The MP for Romsey and Southampton North, Caroline Nokes, reflects on one year of the Covid-19 pandemic striking Test Valley.

There is no doubt the last year has been tough on people from and economic and a personal perspective. Being cut off from your loved ones has been horrific, and I know many have struggled with the emotional and mental health toll of forced separation. People have been quick to identify how difficult it has been for young people in particular, but ditto the elderly, who have been forced into near isolation.

But there have been some amazing positives, and I know people will think that odd for me to say. The 700+ volunteers who rallied to the call to assist at the vaccination centre at the Crosfield Hall are just one example. It was incredible to meet some of them and see the very happy queue of pensioners waiting for their jabs earlier in the year. They came on top of the thousands of people who quietly got on with volunteering in their communities, doing shopping, collecting prescriptions, walking dogs, making telephone calls to check on elderly neighbours. Some parishes have developed very successful buddy schemes, which have undoubtedly strengthened communities and helped neighbours get to know each other better.
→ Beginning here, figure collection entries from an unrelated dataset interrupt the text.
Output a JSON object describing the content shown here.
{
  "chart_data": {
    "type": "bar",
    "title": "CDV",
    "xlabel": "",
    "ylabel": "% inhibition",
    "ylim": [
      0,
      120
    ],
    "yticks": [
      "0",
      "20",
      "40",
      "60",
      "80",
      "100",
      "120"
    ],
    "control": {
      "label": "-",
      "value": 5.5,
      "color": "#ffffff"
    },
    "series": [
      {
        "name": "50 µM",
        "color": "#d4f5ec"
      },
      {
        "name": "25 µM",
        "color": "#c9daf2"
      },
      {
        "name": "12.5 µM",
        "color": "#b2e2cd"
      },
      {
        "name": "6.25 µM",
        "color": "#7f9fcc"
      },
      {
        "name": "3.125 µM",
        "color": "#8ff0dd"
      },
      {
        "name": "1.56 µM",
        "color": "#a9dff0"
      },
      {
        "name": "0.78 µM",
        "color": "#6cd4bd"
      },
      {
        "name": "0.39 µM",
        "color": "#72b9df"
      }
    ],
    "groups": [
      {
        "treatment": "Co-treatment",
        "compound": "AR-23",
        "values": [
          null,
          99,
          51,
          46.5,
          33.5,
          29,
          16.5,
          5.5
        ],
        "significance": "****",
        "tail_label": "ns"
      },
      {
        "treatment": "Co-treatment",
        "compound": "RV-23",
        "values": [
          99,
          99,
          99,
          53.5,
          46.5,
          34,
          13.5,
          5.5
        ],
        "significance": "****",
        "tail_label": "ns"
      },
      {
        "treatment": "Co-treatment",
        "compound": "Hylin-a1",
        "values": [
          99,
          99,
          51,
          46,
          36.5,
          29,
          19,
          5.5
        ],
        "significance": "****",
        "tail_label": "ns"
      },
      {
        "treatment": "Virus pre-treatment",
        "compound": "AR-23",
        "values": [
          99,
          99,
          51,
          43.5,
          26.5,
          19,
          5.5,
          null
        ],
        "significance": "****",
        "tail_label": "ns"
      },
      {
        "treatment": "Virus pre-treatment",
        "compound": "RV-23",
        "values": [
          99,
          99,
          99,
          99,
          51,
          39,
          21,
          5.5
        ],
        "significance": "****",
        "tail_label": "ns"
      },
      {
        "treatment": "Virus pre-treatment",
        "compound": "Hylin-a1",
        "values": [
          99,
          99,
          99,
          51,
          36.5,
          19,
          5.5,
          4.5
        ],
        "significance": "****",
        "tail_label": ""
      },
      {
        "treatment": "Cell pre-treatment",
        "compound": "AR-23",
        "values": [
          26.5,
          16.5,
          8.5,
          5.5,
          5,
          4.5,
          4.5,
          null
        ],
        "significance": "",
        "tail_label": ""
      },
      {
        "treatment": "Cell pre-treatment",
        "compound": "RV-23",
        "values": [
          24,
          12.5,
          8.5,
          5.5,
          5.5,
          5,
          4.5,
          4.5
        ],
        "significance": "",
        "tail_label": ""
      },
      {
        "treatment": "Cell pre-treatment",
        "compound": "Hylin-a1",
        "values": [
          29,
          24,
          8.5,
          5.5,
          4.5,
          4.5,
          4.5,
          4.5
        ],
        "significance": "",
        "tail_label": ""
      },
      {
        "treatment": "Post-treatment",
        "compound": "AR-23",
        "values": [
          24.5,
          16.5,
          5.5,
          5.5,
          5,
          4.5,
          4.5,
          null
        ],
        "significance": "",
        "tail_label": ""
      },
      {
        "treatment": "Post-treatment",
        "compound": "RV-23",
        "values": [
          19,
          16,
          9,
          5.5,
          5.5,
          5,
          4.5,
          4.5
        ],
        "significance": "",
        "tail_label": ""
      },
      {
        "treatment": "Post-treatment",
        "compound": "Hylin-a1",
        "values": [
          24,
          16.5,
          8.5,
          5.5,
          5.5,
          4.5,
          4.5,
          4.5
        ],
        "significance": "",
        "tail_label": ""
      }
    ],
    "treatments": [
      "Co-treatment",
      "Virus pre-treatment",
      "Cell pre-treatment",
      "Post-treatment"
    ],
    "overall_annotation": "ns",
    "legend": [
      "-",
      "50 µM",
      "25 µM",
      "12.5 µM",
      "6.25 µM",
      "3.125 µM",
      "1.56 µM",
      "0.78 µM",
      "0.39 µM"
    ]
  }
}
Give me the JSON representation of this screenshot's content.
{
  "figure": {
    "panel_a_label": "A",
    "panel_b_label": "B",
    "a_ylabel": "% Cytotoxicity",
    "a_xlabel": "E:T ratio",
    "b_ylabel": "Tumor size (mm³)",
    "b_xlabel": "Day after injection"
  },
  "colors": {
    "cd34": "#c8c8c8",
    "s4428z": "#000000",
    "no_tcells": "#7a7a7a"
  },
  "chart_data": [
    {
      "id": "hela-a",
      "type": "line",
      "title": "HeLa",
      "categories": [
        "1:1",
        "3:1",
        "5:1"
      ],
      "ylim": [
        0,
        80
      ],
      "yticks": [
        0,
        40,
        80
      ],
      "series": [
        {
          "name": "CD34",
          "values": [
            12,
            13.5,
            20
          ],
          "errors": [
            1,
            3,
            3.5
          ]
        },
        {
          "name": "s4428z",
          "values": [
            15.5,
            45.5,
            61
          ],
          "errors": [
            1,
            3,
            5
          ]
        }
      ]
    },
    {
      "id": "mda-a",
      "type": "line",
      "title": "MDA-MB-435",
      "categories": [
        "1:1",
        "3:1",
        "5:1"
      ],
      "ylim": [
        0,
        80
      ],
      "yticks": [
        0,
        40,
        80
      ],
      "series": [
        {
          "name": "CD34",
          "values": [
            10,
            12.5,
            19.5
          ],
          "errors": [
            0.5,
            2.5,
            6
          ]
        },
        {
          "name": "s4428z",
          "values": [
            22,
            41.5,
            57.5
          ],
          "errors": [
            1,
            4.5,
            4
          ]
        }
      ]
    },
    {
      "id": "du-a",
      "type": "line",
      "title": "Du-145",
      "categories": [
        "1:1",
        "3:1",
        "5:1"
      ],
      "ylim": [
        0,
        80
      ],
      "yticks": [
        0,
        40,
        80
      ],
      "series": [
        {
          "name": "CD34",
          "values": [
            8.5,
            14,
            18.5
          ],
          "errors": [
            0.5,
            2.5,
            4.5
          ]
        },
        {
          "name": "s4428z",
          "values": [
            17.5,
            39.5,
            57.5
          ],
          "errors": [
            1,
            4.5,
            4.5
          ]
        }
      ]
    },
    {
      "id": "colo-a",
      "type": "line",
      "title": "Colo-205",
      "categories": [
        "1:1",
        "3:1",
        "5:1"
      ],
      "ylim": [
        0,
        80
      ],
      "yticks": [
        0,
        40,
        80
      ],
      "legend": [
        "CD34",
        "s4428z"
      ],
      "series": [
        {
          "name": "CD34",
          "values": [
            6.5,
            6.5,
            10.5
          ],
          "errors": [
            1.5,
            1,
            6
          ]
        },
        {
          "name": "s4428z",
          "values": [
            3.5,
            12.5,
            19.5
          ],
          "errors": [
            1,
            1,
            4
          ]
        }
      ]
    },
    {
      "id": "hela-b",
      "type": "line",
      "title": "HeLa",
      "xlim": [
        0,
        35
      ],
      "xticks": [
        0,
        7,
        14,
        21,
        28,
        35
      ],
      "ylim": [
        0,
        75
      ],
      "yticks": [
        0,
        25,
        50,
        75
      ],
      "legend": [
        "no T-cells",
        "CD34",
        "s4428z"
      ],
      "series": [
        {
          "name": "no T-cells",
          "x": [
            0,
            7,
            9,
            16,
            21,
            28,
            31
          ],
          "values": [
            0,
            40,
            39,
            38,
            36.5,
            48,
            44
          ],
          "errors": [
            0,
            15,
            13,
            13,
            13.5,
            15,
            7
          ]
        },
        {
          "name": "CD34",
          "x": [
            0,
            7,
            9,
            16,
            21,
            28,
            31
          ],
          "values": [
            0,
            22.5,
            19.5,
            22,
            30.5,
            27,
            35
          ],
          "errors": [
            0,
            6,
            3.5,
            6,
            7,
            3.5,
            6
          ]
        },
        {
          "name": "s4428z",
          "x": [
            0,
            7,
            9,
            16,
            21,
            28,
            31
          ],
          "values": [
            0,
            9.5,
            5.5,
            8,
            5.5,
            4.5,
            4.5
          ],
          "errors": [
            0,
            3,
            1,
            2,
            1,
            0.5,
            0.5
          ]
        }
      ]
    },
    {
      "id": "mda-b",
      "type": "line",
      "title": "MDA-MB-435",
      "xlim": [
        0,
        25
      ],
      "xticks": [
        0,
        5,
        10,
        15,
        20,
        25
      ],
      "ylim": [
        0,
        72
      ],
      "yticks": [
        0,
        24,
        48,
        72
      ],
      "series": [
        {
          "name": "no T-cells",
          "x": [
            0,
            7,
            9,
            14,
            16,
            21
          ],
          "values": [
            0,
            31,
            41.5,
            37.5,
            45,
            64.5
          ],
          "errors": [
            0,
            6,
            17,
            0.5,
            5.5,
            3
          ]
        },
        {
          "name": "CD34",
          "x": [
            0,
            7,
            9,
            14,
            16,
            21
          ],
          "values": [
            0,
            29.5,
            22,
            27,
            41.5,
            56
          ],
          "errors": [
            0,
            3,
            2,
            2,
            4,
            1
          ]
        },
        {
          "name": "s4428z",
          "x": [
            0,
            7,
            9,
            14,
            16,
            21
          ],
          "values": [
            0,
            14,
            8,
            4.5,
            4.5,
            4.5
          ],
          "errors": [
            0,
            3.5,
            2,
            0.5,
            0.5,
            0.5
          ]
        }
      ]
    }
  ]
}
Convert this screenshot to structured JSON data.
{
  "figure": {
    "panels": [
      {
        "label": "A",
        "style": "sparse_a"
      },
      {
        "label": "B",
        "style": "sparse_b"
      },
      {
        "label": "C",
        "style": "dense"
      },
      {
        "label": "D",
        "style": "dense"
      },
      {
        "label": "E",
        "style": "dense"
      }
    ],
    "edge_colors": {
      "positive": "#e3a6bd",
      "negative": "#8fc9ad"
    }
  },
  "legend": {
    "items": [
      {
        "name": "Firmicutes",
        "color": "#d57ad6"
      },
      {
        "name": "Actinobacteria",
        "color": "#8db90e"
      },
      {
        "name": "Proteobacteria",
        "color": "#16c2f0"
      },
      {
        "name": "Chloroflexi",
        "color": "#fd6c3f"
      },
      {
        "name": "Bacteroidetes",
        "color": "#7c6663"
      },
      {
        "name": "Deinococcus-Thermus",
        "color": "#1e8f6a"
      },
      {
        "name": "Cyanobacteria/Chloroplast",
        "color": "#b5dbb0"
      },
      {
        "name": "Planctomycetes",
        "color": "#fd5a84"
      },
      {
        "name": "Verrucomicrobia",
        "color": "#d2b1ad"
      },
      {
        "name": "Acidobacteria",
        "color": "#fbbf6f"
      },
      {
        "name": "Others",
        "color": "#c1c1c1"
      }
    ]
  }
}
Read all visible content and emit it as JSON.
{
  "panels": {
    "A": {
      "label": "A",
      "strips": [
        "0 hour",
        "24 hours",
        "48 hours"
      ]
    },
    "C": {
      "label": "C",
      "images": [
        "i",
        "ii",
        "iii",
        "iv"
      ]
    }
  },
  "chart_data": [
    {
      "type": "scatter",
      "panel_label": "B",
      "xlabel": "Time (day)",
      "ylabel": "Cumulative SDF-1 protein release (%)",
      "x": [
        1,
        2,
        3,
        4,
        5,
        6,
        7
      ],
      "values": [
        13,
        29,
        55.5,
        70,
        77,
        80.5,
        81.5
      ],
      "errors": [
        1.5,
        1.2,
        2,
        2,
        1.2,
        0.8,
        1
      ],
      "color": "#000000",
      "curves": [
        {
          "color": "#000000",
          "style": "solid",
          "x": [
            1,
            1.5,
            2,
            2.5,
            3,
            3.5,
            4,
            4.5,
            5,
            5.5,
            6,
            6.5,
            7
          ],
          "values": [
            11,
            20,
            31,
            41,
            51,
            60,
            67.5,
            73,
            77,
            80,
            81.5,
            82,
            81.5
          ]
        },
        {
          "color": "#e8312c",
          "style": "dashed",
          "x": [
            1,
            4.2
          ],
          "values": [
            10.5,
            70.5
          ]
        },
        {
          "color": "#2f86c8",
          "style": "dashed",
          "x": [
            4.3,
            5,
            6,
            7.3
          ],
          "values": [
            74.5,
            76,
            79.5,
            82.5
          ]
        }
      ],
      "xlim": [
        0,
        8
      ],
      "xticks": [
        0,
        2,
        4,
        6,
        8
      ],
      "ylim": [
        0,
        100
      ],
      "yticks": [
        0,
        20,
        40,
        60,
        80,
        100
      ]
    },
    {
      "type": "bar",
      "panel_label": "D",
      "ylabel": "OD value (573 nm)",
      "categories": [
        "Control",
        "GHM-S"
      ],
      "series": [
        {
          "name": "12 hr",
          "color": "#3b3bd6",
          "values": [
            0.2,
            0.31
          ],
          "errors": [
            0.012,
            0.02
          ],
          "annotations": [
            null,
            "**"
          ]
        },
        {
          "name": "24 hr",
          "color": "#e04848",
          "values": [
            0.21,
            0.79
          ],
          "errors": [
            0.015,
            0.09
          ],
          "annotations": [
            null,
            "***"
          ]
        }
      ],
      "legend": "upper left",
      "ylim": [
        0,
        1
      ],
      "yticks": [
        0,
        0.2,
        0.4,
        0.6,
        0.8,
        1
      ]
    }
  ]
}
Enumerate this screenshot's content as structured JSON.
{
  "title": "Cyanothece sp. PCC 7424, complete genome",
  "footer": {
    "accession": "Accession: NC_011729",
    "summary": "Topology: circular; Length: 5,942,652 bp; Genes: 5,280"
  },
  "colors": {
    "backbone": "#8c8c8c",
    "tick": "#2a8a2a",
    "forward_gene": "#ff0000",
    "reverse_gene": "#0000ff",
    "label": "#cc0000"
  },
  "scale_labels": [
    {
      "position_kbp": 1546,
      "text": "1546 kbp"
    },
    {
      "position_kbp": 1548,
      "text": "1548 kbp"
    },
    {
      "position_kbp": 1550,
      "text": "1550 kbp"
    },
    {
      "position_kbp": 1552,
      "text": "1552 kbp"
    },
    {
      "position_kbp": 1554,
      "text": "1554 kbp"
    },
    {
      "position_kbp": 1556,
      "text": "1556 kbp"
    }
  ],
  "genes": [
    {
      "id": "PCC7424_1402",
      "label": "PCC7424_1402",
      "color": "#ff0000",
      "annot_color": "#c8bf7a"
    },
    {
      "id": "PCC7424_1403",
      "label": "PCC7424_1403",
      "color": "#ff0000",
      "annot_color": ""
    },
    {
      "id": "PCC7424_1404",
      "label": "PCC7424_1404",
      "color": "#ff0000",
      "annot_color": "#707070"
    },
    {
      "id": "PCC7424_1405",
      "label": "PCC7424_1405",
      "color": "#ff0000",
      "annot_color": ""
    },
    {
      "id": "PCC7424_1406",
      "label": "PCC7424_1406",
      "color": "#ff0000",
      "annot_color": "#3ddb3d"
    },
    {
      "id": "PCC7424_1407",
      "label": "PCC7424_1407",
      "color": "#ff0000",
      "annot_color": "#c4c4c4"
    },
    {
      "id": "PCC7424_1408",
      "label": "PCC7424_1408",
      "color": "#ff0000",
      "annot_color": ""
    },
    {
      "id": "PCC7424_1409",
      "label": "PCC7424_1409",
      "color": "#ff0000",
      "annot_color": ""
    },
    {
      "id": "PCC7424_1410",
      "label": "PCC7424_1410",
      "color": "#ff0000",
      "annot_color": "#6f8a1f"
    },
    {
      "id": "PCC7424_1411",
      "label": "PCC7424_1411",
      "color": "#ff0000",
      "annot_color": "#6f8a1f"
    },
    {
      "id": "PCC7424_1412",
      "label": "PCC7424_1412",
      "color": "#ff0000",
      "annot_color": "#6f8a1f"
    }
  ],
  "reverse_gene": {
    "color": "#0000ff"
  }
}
We’ve also seen changes to road layouts, which have at times been very controversial. The Government did give money to help councils trial new schemes, and in some instances it gave the opportunity to test run schemes previously suggested over many decades. Of course one such scheme has been the part pedestrianisation of The Hundred in Romsey. That has proved to be very controversial for local residents, although enjoyed by many, it simply has not worked from a traffic management perspective.

Interestingly the switch to home working has been popular with many, and I wonder if we will see permanent changes to the way we work with far fewer people commuting out of Test Valley to Winchester, Southampton, Basingstoke and beyond.

That gives opportunities to the local towns of Romsey and Andover, how to encourage people to use local services during the day when they previously might only have had access to them at weekends.